WILMINGTON– The tenor of last Friday’s annual Preservation Trust of Vermont conference at Memorial Hall was soaringly optimistic and underscored by the reality that Wilmington, along with other communities in Vermont affected by Tropical Storm Irene, needs to proceed thoughtfully in its recovery efforts.
The Preservation Trust, founded in 1980, focuses on preserving historic buildings and downtowns throughout the state of Vermont and helps individuals access funding for maintaining historic sites. In addition, at its meetings it honors specific individuals for outstanding preservation work in the state.
Wilmington residents, representatives from state government, individuals from around Vermont involved with preservation efforts in their own communities, and Gov. Peter Shumlin crowded into Memorial Hall to celebrate their collective work from the past several years, the most dramatic of which has centered around Vermont’s remarkable recovery efforts since August 2011.
“Resiliency” was the theme of this year’s meeting, with Wilmington serving as the most logical location to embody that spirit.
“Wilmington was the hardest hit community in Vermont, with $13 million worth of damage,” said town manager Scott Murphy during his opening remarks at the meeting, “but our community is beginning to once again thrive.”
Stuart Comstock-Gay, president and CEO of the Vermont Community Foundation, delivered the meeting’s keynote address, in which he called on Vermonters to take pride in their recovery efforts but to temper that pride with realism. “I surely don’t need to tell anybody here that Vermont’s response to Tropical Storm Irene has been truly incredible,” he said. “But an important part of leadership is acknowledging what you’ve done well while focusing your attention so you can fix what you could have done better. We haven’t figured out how best to rebuild some of our communities. We haven’t resolved our growing and likely future problems of more floods or other disasters.”
Comstock-Gay cited the tremendous volunteer efforts and community interconnectedness in the wake of Tropical Storm Irene as points of pride for Vermont, specifically calling Vermont Town Meeting “the envy of the world.” In addition, he pointed to issues surrounding mobile homes and mobile home communities after the storm as a new challenge for the state. Mobile home communities were especially devastated by Irene’s floodwaters, and protecting these communities from future floods while also providing enough housing for their residents will require an innovative approach from the state government as well as home builders.
Noelle MacKay, Commissioner of the Vermont Department of Economic, Housing and Community Development, was also present and spoke about investments and improvements occurring throughout the state in 2011.
In that time, she said, the state enjoyed a net growth of 94 new businesses, 121 new business projects, $17 million in private investment, $23 million in public investment, and 263 jobs.
The meeting, in addition to celebrating resiliency throughout Vermont, also retained a focus on Wilmington.

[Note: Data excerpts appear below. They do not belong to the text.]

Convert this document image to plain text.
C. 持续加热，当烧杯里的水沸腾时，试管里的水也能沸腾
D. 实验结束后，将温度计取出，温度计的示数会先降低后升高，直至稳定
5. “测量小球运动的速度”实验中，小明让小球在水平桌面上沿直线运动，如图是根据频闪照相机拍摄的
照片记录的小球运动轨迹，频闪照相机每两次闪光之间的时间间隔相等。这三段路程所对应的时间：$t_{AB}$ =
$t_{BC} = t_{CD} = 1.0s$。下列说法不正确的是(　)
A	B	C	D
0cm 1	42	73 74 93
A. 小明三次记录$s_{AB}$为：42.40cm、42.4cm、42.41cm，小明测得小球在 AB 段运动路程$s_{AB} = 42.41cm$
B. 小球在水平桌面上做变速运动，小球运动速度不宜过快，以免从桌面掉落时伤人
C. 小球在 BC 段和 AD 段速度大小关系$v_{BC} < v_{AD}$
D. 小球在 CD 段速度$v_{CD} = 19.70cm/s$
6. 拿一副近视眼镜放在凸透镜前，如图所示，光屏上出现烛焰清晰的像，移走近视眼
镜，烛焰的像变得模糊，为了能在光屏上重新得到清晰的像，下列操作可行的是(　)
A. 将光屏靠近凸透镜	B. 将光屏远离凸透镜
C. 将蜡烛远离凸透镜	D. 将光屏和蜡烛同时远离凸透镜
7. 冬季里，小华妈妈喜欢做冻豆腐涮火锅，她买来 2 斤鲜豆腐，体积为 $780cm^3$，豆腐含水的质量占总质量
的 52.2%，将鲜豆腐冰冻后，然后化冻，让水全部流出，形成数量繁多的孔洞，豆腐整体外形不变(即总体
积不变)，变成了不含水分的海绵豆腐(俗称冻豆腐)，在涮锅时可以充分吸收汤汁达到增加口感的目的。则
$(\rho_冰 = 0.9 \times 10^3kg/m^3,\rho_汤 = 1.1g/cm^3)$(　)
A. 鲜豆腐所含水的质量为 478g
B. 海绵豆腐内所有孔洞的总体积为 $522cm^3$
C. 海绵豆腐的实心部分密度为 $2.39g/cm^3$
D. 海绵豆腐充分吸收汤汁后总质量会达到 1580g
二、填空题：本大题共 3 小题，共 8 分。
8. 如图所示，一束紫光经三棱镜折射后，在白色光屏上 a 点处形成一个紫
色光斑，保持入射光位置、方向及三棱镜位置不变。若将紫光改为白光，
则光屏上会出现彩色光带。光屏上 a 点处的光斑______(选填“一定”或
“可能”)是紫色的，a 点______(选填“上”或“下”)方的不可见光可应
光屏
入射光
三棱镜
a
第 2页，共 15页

Five organizations and business owners in Wilmington were recognized by the Preservation Trust at the meeting for their outstanding preservation and rebuilding efforts: the Friends of the Valley Foundation; the Wilmington Fund VT; Floodstock; the Deerfield Valley Rotary Club; and Lisa Sullivan and Phil Taylor, owners of Bartleby’s Books.
“Rebuilding Bartleby’s was the easiest thing we could have done,” said Lisa Sullivan, after receiving a standing ovation along with the rest of the awardees. “Rebuilding became a symbol of hope.”
“If you’re wondering about ‘802 Strong’ or ‘Vermont Strong,’” said Chris Zizza, of Friends of the Valley, “just look in the mirror. Here in Vermont, it’s just good friends and great friends.”
Adam Palmiter, who led the Rotarty Club’s fundraising efforts to help businesses, reminded meeting attendees that “being a younger person in the valley, there aren’t a lot of us. I don’t want things to fall apart. I want people to come back here.”
Gov. Shumlin closed the meeting by referring to Irene as the “third strike” against the economic health of Vermont, citing outside corporate pressure as well as the recession as the existing threats to Vermont’s economic vitality.